Copper Oxide–Platinum/Alumina Catalysts for Volatile Organic Compound and Carbon Monoxide Oxidation: Synergetic Effect of Cerium and Lanthanum

γ-Alumina alone or modified with 3 mol% additive (La, Ce, or a mixture of both), on which Pt (0.5 mol%), copper oxide (10 mol% Cu), and CuO–Pt were supported, was characterized and tested for the oxidation of a mixture of CO, C2H4, and CH4 in excess oxygen. Catalysts were also subjected to various thermal treatments. Due to its dispersed form, La was more effective than Ce in restraining the formation of corundum and copper aluminate. La–Ce solid solution led to an increase of cerium dispersion and a higher reducibility of ceria. Copper dissolved into the cerium lattice, in CuO/Ce–Al2O3, which, after thermal treatments at 1000°C, produced smaller amounts of copper aluminate and lower particle size than on CuO/Al2O3. Besides the presence of surface Cu2+ species dispersed on alumina, on CuO/Ce–Al2O3 temperature-programmed reduction evidenced some Cu2+ interacting with ceria.
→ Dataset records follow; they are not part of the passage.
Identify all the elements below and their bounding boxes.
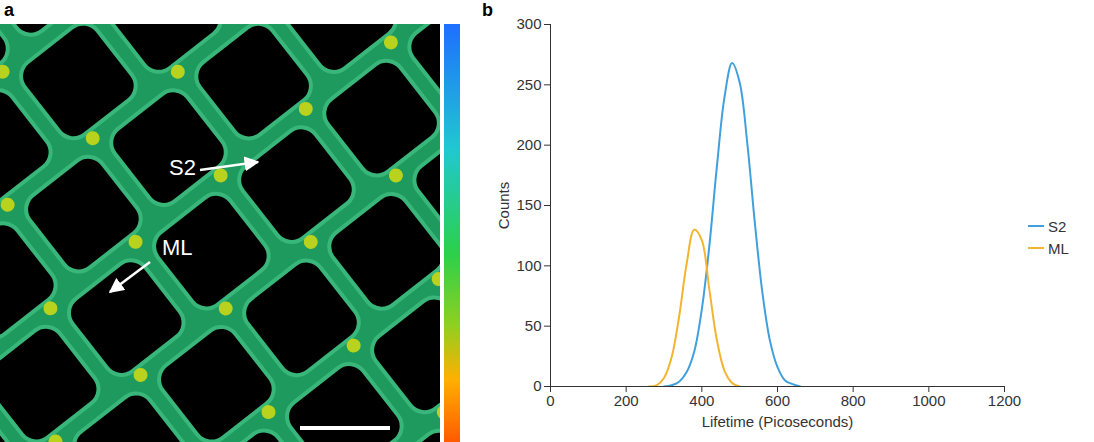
svg-text:0: 0: [533, 377, 541, 394]
svg-text:1200: 1200: [988, 392, 1021, 409]
html-text:ML: ML: [1048, 239, 1069, 257]
svg-text:Counts: Counts: [495, 182, 512, 230]
svg-text:400: 400: [689, 392, 714, 409]
svg-text:600: 600: [765, 392, 790, 409]
svg-text:ML: ML: [162, 235, 193, 260]
svg-text:150: 150: [516, 196, 541, 213]
svg-text:100: 100: [516, 257, 541, 274]
svg-text:Lifetime (Picoseconds): Lifetime (Picoseconds): [702, 413, 854, 430]
html-text:S2: S2: [1048, 217, 1067, 235]
html-text:a: a: [4, 0, 14, 20]
svg-text:300: 300: [516, 15, 541, 32]
html-text:b: b: [482, 0, 493, 20]
svg-text:200: 200: [614, 392, 639, 409]
svg-text:S2: S2: [169, 155, 196, 180]
svg-text:250: 250: [516, 76, 541, 93]
svg-text:50: 50: [525, 317, 542, 334]
svg-text:800: 800: [841, 392, 866, 409]
svg-text:200: 200: [516, 136, 541, 153]
svg-text:1000: 1000: [912, 392, 945, 409]
svg-text:0: 0: [546, 392, 554, 409]
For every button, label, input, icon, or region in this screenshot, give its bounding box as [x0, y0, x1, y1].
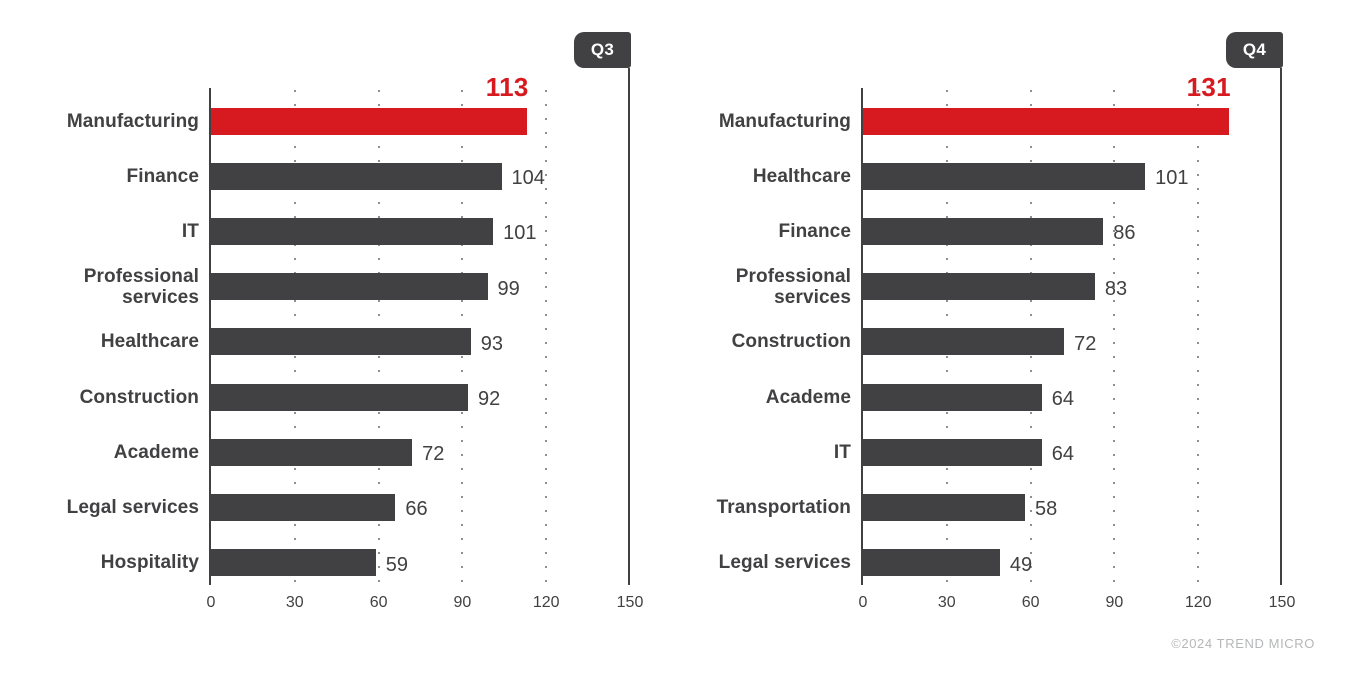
y-axis-line	[209, 88, 211, 585]
x-tick-label-0: 0	[206, 594, 216, 611]
chart-q3: Q3 0 30 60 90 120 150 Manufacturing 113 Finance 1…	[66, 32, 644, 611]
bar-manufacturing	[863, 107, 1229, 135]
gridline-120	[545, 90, 548, 585]
category-label-finance: Finance	[778, 220, 851, 242]
category-label-professional-services: Professional services	[735, 265, 851, 308]
value-label-construction: 72	[1074, 332, 1097, 355]
highlight-value-label: 131	[1186, 71, 1231, 102]
x-tick-label-30: 30	[285, 594, 304, 611]
chart-q4: Q4 0 30 60 90 120 150 Manufacturing 131 Healthca…	[652, 0, 1332, 681]
category-label-transportation: Transportation	[716, 496, 851, 518]
bar-transportation	[863, 493, 1025, 521]
category-label-academe: Academe	[765, 386, 851, 408]
bar-academe	[211, 438, 413, 466]
bar-construction	[863, 328, 1065, 356]
bar-professional-services	[211, 273, 488, 301]
category-label-it: IT	[181, 220, 199, 242]
quarter-badge-q4-label: Q4	[1242, 40, 1267, 59]
category-label-finance: Finance	[126, 165, 199, 187]
gridline-120	[1197, 90, 1200, 585]
value-label-professional-services: 83	[1104, 277, 1128, 300]
bar-it	[863, 438, 1042, 466]
bar-finance	[211, 162, 502, 190]
value-label-construction: 92	[477, 388, 501, 410]
quarter-badge-q4: Q4	[1226, 32, 1283, 68]
value-label-it: 64	[1051, 443, 1075, 466]
value-label-it: 101	[503, 222, 537, 245]
bar-healthcare	[211, 328, 471, 356]
value-label-academe: 72	[422, 443, 445, 466]
x-tick-label-120: 120	[1184, 594, 1212, 611]
category-label-legal-services: Legal services	[66, 496, 199, 518]
category-label-manufacturing: Manufacturing	[66, 110, 199, 132]
bar-professional-services	[863, 273, 1095, 301]
bar-academe	[863, 383, 1042, 411]
x-tick-label-60: 60	[369, 594, 388, 611]
x-tick-label-90: 90	[453, 594, 472, 611]
category-label-healthcare: Healthcare	[100, 331, 199, 353]
x-tick-label-150: 150	[1268, 594, 1296, 611]
value-label-finance: 86	[1113, 222, 1136, 245]
bar-it	[211, 217, 494, 245]
value-label-healthcare: 93	[480, 332, 504, 355]
category-label-academe: Academe	[113, 441, 199, 463]
category-label-it: IT	[833, 441, 851, 463]
x-tick-label-120: 120	[532, 594, 560, 611]
bar-construction	[211, 383, 468, 411]
bar-healthcare	[863, 162, 1146, 190]
bar-legal-services	[863, 549, 1000, 577]
value-label-legal-services: 49	[1009, 553, 1033, 576]
category-label-legal-services: Legal services	[718, 552, 851, 574]
bar-finance	[863, 217, 1104, 245]
bar-manufacturing	[211, 107, 527, 135]
copyright-text: ©2024 TREND MICRO	[1171, 636, 1315, 651]
value-label-professional-services: 99	[497, 277, 520, 300]
gridline-90	[1113, 90, 1116, 585]
x-tick-label-90: 90	[1105, 594, 1124, 611]
bar-legal-services	[211, 493, 396, 521]
bar-hospitality	[211, 549, 376, 577]
flagpole-line	[628, 68, 630, 585]
quarter-badge-q3: Q3	[574, 32, 631, 68]
category-label-construction: Construction	[731, 331, 851, 353]
x-tick-label-30: 30	[937, 594, 956, 611]
flagpole-line	[1280, 68, 1282, 585]
value-label-finance: 104	[511, 167, 545, 190]
value-label-hospitality: 59	[385, 553, 409, 576]
category-label-hospitality: Hospitality	[100, 552, 199, 574]
value-label-legal-services: 66	[405, 498, 428, 521]
value-label-transportation: 58	[1035, 498, 1058, 521]
y-axis-line	[861, 88, 863, 585]
x-tick-label-60: 60	[1021, 594, 1040, 611]
value-label-healthcare: 101	[1155, 167, 1189, 190]
category-label-healthcare: Healthcare	[752, 165, 851, 187]
category-label-construction: Construction	[79, 386, 199, 408]
highlight-value-label: 113	[485, 71, 529, 102]
category-label-professional-services: Professional services	[83, 265, 199, 308]
x-tick-label-150: 150	[616, 594, 644, 611]
quarter-badge-q3-label: Q3	[590, 40, 615, 59]
value-label-academe: 64	[1051, 388, 1075, 410]
category-label-manufacturing: Manufacturing	[718, 110, 851, 132]
x-tick-label-0: 0	[858, 594, 868, 611]
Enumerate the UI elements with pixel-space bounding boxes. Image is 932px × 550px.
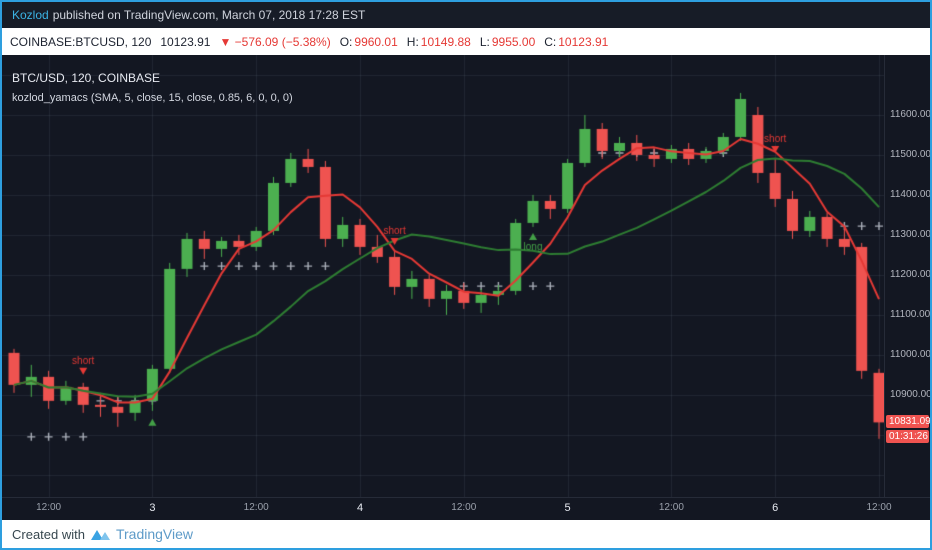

The interaction between Cu and Ce led to stabilization of reduced copper and an enhancement of copper reducibility, thus leading to a substantial increase of CO oxidation for CuO/Ce–Al2O3 catalyst. The oxidation ability of Pt for CO and C2H4 was improved by the presence of CuO due to an increase of the Pt dispersion and decrease of the Pt particle size. For the oxidation of CH4 the activities of CuO and CuO–Pt were similar and superior to that of Pt, with or without additives. The presence of Ce decreased the oxidation activity of the CuO–Pt catalyst due to oxidation of Pt. However, a synergetic effect between La and Ce in the CuO–Pt/LaCe–Al2O3 catalyst led to more reduced Pt metal and ceria and a well-dispersed Pt with smaller particle size. This resulted in a highly active and thermally stable CuO–Pt/La–Ce–Al2O3 catalyst for oxidation reactions of model reactants.